Welcome!

Linux Containers Authors: Liz McMillan, Elizabeth White, Zakia Bouachraoui, Pat Romanski, Stefana Muller

Related Topics: Linux Containers

Linux Containers: Article

An Advanced File System for Linux

Demanded by enterprises and beneficial to everyone

As Linux made its way further into the enterprise, a key feature that it was lacking at one point in time was a journaling file system. This was true in 1999, but today there are four journaling file systems that can solve enterprise server requirements. This article focuses on one of them: JFS.

The file system is one of the most important parts of an operating system. It stores and manages user data on disk drives and ensures that what's read from storage is identical to what was originally written. In addition to storing user data in files, the file system also creates and manages information about files and about itself. Besides guaranteeing the integrity of all that data, file systems are also expected to be extremely reliable and have excellent performance.

Before the year 2000, Ext2 was the de facto file system for most Linux machines; it was robust, reliable, and suitable for most deployments. However, as Linux displaced Unix and other operating systems in more and more large server and computing environments, Ext2 was pushed to its limits. In fact, many now-common requirements - large hard-disk volumes, quick recovery from crashes, high-performance I/O, and the need to store millions of files representing terabytes of data - exceed the capabilities of Ext2.

Fortunately, a number of other Linux file systems pick up where Ext2 leaves off. Indeed, Linux now offers four alternatives to Ext2: Ext3, JFS, ReiserFS, and XFS. In addition to meeting some or all of the previously mentioned requirements, each of these alternative file systems also supports journaling, a feature certainly demanded by enterprises but beneficial to anyone running Linux. A journaling file system can simplify restarts, reduce fragmentation, and accelerate I/O. Better yet, journaling file systems make fscks a thing of the past.

To better appreciate the benefits of file systems, it's helpful to speak the vernacular of file systems.

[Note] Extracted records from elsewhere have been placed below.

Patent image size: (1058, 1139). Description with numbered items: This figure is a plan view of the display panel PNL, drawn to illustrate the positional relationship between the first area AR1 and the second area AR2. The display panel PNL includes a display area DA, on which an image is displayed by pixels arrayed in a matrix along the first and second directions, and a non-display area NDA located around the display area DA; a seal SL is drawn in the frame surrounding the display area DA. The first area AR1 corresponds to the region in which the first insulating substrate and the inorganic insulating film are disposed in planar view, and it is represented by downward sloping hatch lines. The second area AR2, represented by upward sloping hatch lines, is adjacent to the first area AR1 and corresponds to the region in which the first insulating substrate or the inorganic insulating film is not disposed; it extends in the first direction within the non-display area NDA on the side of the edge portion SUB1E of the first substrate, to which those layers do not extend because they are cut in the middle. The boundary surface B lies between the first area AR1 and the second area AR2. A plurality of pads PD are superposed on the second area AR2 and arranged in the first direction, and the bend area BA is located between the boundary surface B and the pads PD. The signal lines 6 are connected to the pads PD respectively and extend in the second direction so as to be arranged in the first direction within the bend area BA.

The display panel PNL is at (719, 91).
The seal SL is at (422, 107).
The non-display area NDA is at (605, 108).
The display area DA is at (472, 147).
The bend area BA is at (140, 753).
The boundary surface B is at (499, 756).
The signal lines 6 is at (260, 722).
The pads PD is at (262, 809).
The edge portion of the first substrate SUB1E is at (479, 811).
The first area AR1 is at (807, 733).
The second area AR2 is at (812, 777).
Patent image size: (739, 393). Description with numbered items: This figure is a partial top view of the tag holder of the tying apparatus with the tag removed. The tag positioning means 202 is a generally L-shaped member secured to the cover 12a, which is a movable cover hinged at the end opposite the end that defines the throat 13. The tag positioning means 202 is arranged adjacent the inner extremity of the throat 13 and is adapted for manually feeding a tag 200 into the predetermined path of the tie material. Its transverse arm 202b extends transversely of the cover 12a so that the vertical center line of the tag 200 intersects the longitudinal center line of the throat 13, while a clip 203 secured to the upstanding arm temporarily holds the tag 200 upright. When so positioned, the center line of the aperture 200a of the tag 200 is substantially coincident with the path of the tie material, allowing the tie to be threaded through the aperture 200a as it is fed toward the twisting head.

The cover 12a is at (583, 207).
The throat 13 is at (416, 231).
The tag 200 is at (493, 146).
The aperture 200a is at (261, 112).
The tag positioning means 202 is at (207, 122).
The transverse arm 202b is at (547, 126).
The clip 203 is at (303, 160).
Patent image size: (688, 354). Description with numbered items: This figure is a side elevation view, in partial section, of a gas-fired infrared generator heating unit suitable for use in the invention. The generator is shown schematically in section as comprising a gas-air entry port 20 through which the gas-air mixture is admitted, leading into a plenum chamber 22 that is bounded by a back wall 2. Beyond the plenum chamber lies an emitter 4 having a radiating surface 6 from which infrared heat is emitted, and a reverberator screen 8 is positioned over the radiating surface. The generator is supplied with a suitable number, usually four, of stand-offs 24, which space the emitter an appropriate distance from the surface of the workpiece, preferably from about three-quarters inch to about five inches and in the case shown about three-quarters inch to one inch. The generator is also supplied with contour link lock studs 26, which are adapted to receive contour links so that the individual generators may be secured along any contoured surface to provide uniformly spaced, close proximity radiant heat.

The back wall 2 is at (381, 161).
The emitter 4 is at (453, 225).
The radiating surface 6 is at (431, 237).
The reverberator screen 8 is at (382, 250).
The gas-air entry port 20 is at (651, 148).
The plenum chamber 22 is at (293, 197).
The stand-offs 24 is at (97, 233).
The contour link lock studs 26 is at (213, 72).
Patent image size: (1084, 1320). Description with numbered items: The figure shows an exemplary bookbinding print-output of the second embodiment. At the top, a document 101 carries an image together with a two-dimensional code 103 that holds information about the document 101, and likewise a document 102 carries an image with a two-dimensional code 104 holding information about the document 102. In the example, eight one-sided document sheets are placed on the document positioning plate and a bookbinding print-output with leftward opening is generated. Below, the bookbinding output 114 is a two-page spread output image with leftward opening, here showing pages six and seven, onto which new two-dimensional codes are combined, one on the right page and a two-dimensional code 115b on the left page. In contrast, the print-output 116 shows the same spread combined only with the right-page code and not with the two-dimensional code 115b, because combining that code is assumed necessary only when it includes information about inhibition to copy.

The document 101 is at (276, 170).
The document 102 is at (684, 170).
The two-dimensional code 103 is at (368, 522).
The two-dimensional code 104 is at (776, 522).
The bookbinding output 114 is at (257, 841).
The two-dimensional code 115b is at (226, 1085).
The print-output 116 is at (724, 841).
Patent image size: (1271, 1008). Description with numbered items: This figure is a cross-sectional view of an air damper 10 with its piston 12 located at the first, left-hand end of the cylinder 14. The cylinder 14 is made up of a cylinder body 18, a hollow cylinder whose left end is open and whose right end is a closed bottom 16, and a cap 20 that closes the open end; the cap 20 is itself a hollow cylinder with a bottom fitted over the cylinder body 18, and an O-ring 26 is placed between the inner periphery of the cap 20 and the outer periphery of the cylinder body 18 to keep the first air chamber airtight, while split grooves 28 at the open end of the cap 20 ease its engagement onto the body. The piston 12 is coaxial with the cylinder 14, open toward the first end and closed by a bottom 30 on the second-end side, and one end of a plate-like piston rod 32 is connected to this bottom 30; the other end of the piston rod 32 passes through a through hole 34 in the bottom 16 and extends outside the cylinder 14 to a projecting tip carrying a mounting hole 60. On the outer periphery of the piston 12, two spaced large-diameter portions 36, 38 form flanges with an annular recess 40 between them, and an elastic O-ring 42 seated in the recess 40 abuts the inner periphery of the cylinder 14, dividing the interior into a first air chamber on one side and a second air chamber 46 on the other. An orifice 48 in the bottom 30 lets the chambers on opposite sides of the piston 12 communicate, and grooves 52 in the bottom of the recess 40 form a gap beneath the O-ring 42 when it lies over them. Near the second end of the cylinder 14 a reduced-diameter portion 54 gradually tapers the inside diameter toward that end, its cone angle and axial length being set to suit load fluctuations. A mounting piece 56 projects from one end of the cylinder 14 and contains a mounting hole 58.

  • Logical block (or a file system's block size): The smallest unit of storage that can be allocated by the file system. A logical block is measured in bytes, and it may take several blocks to store a single file.
  • Logical volume: One or more physical disks or some subset of the physical disk space.
  • Block allocation: A method of allocating blocks in which the file system allocates one block at a time. With this method, a pointer to every block in a file is maintained and recorded. Ext2 uses block allocation.
  • Extent: A large number of contiguous blocks. Each extent is described by a triple, consisting of file offset, starting block number, and length. File offset is the offset of the extent's first block from the beginning of the file; starting block number is the first block in the extent; and length is the number of blocks in the extent. Extents are allocated and tracked as a single unit, meaning that a single pointer tracks a group of blocks. For large files, extent allocation is a much more efficient technique than block allocation. Figure 1 shows how extents are used.
  • File system metadata: The file system's internal data structures - everything concerning a file except the actual data inside the file. Metadata includes date and time stamps, ownership information, file access permissions, other security information such as access control lists (if they exist), the file's size, and the storage location or locations on disk.
  • Inode: Stores all the information about a file except the data itself. You can think of an inode as a "bookkeeping" file for a file (indeed, an inode is a structure that consumes blocks, too). An inode contains file permissions, file types, and the number of links to the file. Every inode has a unique inode number that distinguishes it from every other inode.
An extent is described by its block offset in the file, the location of the first block in the extent, and the length of the extent. If file sample.txt requires 18 blocks, and the file system is able to allocate one extent of length 8, a second extent of length 5, and a third extent of length 5, the file system would look something like Figure 1. The first extent has offset 0 (block A in the file), location 10, and length 8. The second extent has offset 8 (block I), location 20, and length 5. The last extent has offset 13 (block N), location 35, and length 5.

How File Systems Go Bad

With these concepts in mind, here's what happens when a three-block file is modified and grows to be a five-block file:
  1. Two new blocks are allocated to hold the new data.
  2. The file's inode is updated to record the new size of the file.
  3. The actual data is written into the blocks.
As you can see, while writing data to a file appears to be a single atomic operation, the actual process involves a number of steps (even more steps than shown here if you consider all of the accounting required to remove the two blocks from the free list of blocks and other metadata changes).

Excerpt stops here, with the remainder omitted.